About image to Base64
Data URLs embed binary file bytes directly inside text—common in HTML email, inline icons, or quick demos. This utility reads an image you select from disk, converts it to a Base64 payload prefixed with the correct MIME type, and exposes both the full Data URL and the raw Base64 segment for APIs that expect only the encoded bytes.
The preview thumbnail helps confirm you picked the right asset before you paste a multi-kilobyte string into Slack or a ticket. Because FileReader runs locally, your intellectual property never traverses our application servers as part of this conversion.
When this page shines
- Generating inline assets for prototypes when a CDN is not wired up yet.
- Comparing encoded size across PNG versus WebP exports.
- Teaching teammates how MIME prefixes pair with Base64 payloads.
How to use this page
- Click Choose image and pick a raster file from your device.
- Wait for the preview and Data URL field to populate.
- Copy either the Data URL (for CSS/HTML) or the raw Base64 (for JSON APIs).
- Clear when finished so the next person using the workstation does not see your asset.
Performance guidance
Large photos expand into very long strings and may lag the editor.
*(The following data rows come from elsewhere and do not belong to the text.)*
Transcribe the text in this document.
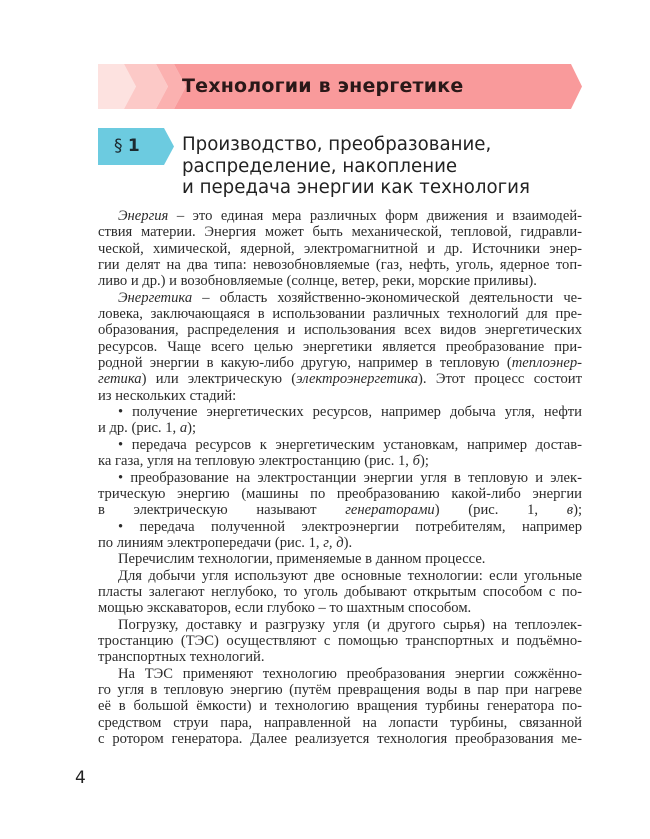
Технологии в энергетике
§ 1 Производство, преобразование,
распределение, накопление
и передача энергии как технология
Энергия – это единая мера различных форм движения и взаимодей-
ствия материи. Энергия может быть механической, тепловой, гидравли-
ческой, химической, ядерной, электромагнитной и др. Источники энер-
гии делят на два типа: невозобновляемые (газ, нефть, уголь, ядерное топ-
ливо и др.) и возобновляемые (солнце, ветер, реки, морские приливы).
Энергетика – область хозяйственно-экономической деятельности че-
ловека, заключающаяся в использовании различных технологий для пре-
образования, распределения и использования всех видов энергетических
ресурсов. Чаще всего целью энергетики является преобразование при-
родной энергии в какую-либо другую, например в тепловую (теплоэнер-
гетика) или электрическую (электроэнергетика). Этот процесс состоит
из нескольких стадий:
• получение энергетических ресурсов, например добыча угля, нефти
и др. (рис. 1, а);
• передача ресурсов к энергетическим установкам, например достав-
ка газа, угля на тепловую электростанцию (рис. 1, б);
• преобразование на электростанции энергии угля в тепловую и элек-
трическую энергию (машины по преобразованию какой-либо энергии
в электрическую называют генераторами) (рис. 1, в);
• передача полученной электроэнергии потребителям, например
по линиям электропередачи (рис. 1, г, д).
Перечислим технологии, применяемые в данном процессе.
Для добычи угля используют две основные технологии: если угольные
пласты залегают неглубоко, то уголь добывают открытым способом с по-
мощью экскаваторов, если глубоко – то шахтным способом.
Погрузку, доставку и разгрузку угля (и другого сырья) на теплоэлек-
тростанцию (ТЭС) осуществляют с помощью транспортных и подъёмно-
транспортных технологий.
На ТЭС применяют технологию преобразования энергии сожжённо-
го угля в тепловую энергию (путём превращения воды в пар при нагреве
её в большой ёмкости) и технологию вращения турбины генератора по-
средством струи пара, направленной на лопасти турбины, связанной
с ротором генератора. Далее реализуется технология преобразования ме-
4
Resize images in a dedicated tool before encoding when possible.
Frequently asked questions
- Do you upload my file?
- No. The browser reads bytes locally and discards them when you refresh or clear.
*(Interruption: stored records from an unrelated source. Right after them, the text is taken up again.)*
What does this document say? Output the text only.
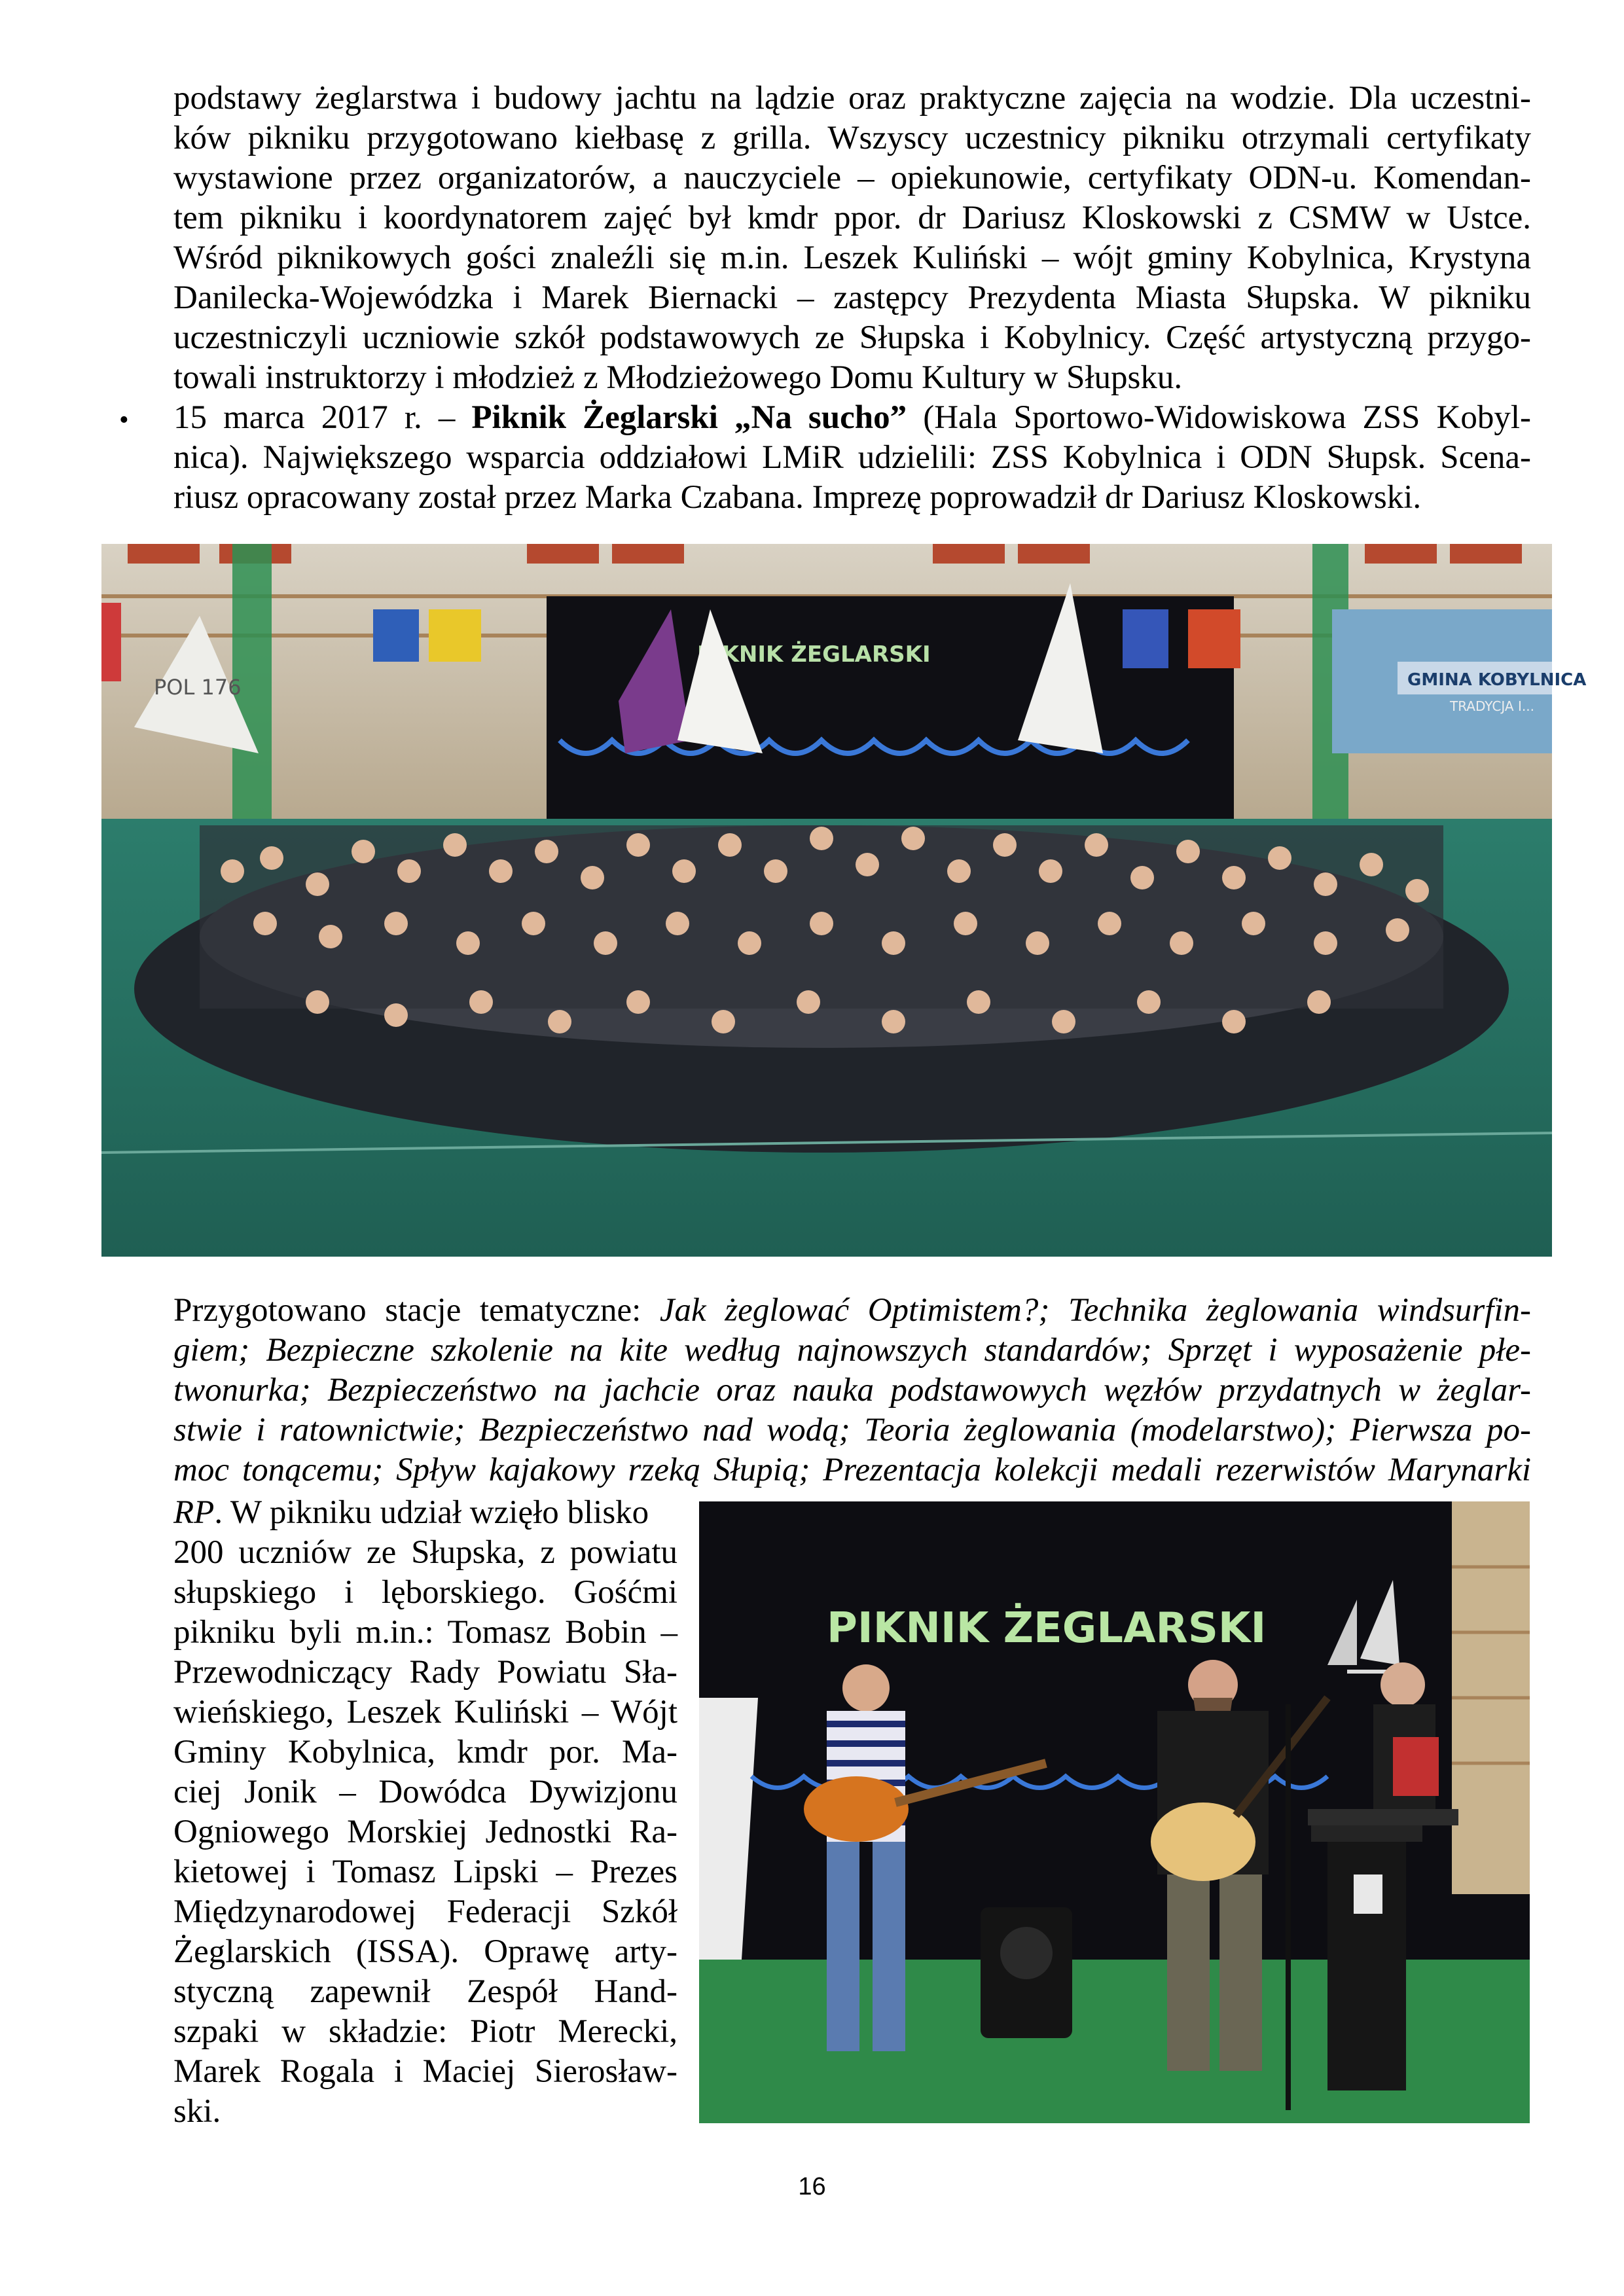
podstawy żeglarstwa i budowy jachtu na lądzie oraz praktyczne zajęcia na wodzie. Dla uczestni-
ków pikniku przygotowano kiełbasę z grilla. Wszyscy uczestnicy pikniku otrzymali certyfikaty
wystawione przez organizatorów, a nauczyciele – opiekunowie, certyfikaty ODN-u. Komendan-
tem pikniku i koordynatorem zajęć był kmdr ppor. dr Dariusz Kloskowski z CSMW w Ustce.
Wśród piknikowych gości znaleźli się m.in. Leszek Kuliński – wójt gminy Kobylnica, Krystyna
Danilecka-Wojewódzka i Marek Biernacki – zastępcy Prezydenta Miasta Słupska. W pikniku
uczestniczyli uczniowie szkół podstawowych ze Słupska i Kobylnicy. Część artystyczną przygo-
towali instruktorzy i młodzież z Młodzieżowego Domu Kultury w Słupsku.
• 15 marca 2017 r. – Piknik Żeglarski „Na sucho” (Hala Sportowo-Widowiskowa ZSS Kobyl-
nica). Największego wsparcia oddziałowi LMiR udzielili: ZSS Kobylnica i ODN Słupsk. Scena-
riusz opracowany został przez Marka Czabana. Imprezę poprowadził dr Dariusz Kloskowski.
PIKNIK ŻEGLARSKI
POL 176	GMINA KOBYLNICA
TRADYCJA I...
Przygotowano stacje tematyczne: Jak żeglować Optimistem?; Technika żeglowania windsurfin-
giem; Bezpieczne szkolenie na kite według najnowszych standardów; Sprzęt i wyposażenie płe-
twonurka; Bezpieczeństwo na jachcie oraz nauka podstawowych węzłów przydatnych w żeglar-
stwie i ratownictwie; Bezpieczeństwo nad wodą; Teoria żeglowania (modelarstwo); Pierwsza po-
moc tonącemu; Spływ kajakowy rzeką Słupią; Prezentacja kolekcji medali rezerwistów Marynarki
RP. W pikniku udział wzięło blisko
200 uczniów ze Słupska, z powiatu
słupskiego i lęborskiego. Gośćmi
pikniku byli m.in.: Tomasz Bobin –
Przewodniczący Rady Powiatu Sła-
wieńskiego, Leszek Kuliński – Wójt
Gminy Kobylnica, kmdr por. Ma-
ciej Jonik – Dowódca Dywizjonu
Ogniowego Morskiej Jednostki Ra-
kietowej i Tomasz Lipski – Prezes
Międzynarodowej Federacji Szkół
Żeglarskich (ISSA). Oprawę arty-
styczną zapewnił Zespół Hand-
szpaki w składzie: Piotr Merecki,
Marek Rogala i Maciej Sierosław-
ski.
PIKNIK ŻEGLARSKI
16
- Why is the string so long?
- Base64 expands binary size by roughly four thirds plus the MIME prefix.
- Can I encode SVG?
- Yes if the browser recognizes the MIME type, but remember SVG can contain scripts—only encode trusted files.
- Does this strip EXIF metadata?
- The Base64 reflects the file bytes as read; metadata embedded in the file remains unless you preprocess the image elsewhere.